Wir alle wissen, dass dieses kollektive Handeln des Bundesrates vor allem wegen dem Wachstum und der Komplizierung der Staatsaufgaben und mit dem dadurch gross gewordenen Einfluss der einzelnen Departe-mente immer schwieriger und konfliktreicher geworden ist. Diese Entwicklung gilt übrigens auch für das Parlament und für die Volks-abstimmungen. Wir machen aus dem Kollegialitätsprinzip aber einen Mythos, wenn jede Meinungsverschiedenheit im Bundesrat dramatisiert und skandalisiert wird. Die betriebswirtschaftlichen Propheten von mehr Führung und Management scheinen zu vergessen, dass der Staat keine Suppenfabrik, sondern die Politik häufig‚ein Boren in harten Brettern’ ist.
Überall wird deutlich, dass Probleme nur durch Kooperation und Ver-handlungen bearbeitet werden können. Neudeutsch heisst das corporate governance oder government, wie man will. Die Schweiz ist das erste Land, in dem auch eine politische corporate governance eingeübt wurde.
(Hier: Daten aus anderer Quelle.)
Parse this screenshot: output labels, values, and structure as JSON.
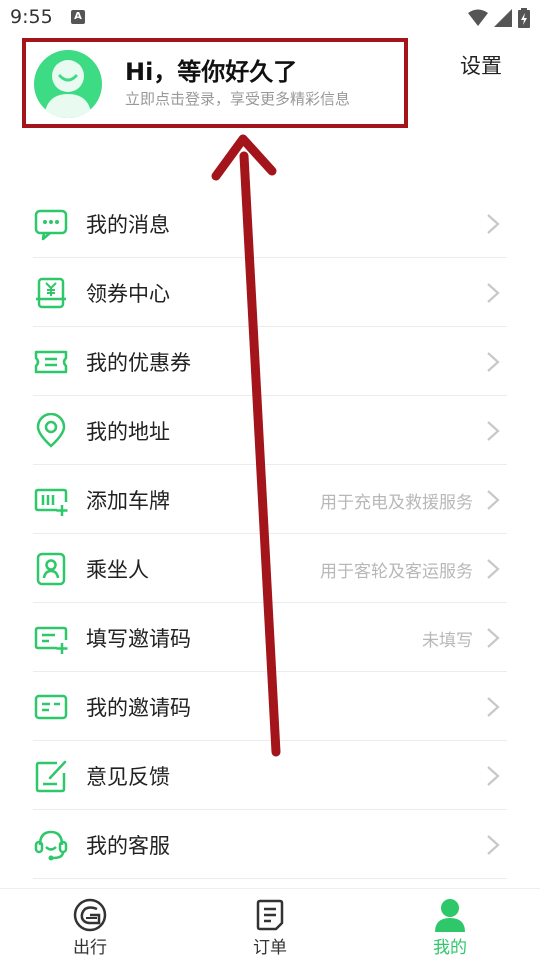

Natürlich kann man die ungleich gross gewordenen Departements-geschäfte neu zusammenstellen und die interdepartementale Kooperation verbessern. Aber der Kleinstaat Schweiz hat genug politische Einrichtungen, um mit seine politischen Problemen zu bearbeiten, wenn er vernünftig bleibt. Einen Bundes-CEO benötigen wir nicht.
‚Videant consules’, passt auf, Politiker, rief man schon im alten Rom. Das gilt auch für Bern, aber möglichst ohne Populismus und Medien-populisten. Bleib der schweizerischen Errungenschaft der kollektiven Ausübung der Staatsgewalt treu, Bundesrat!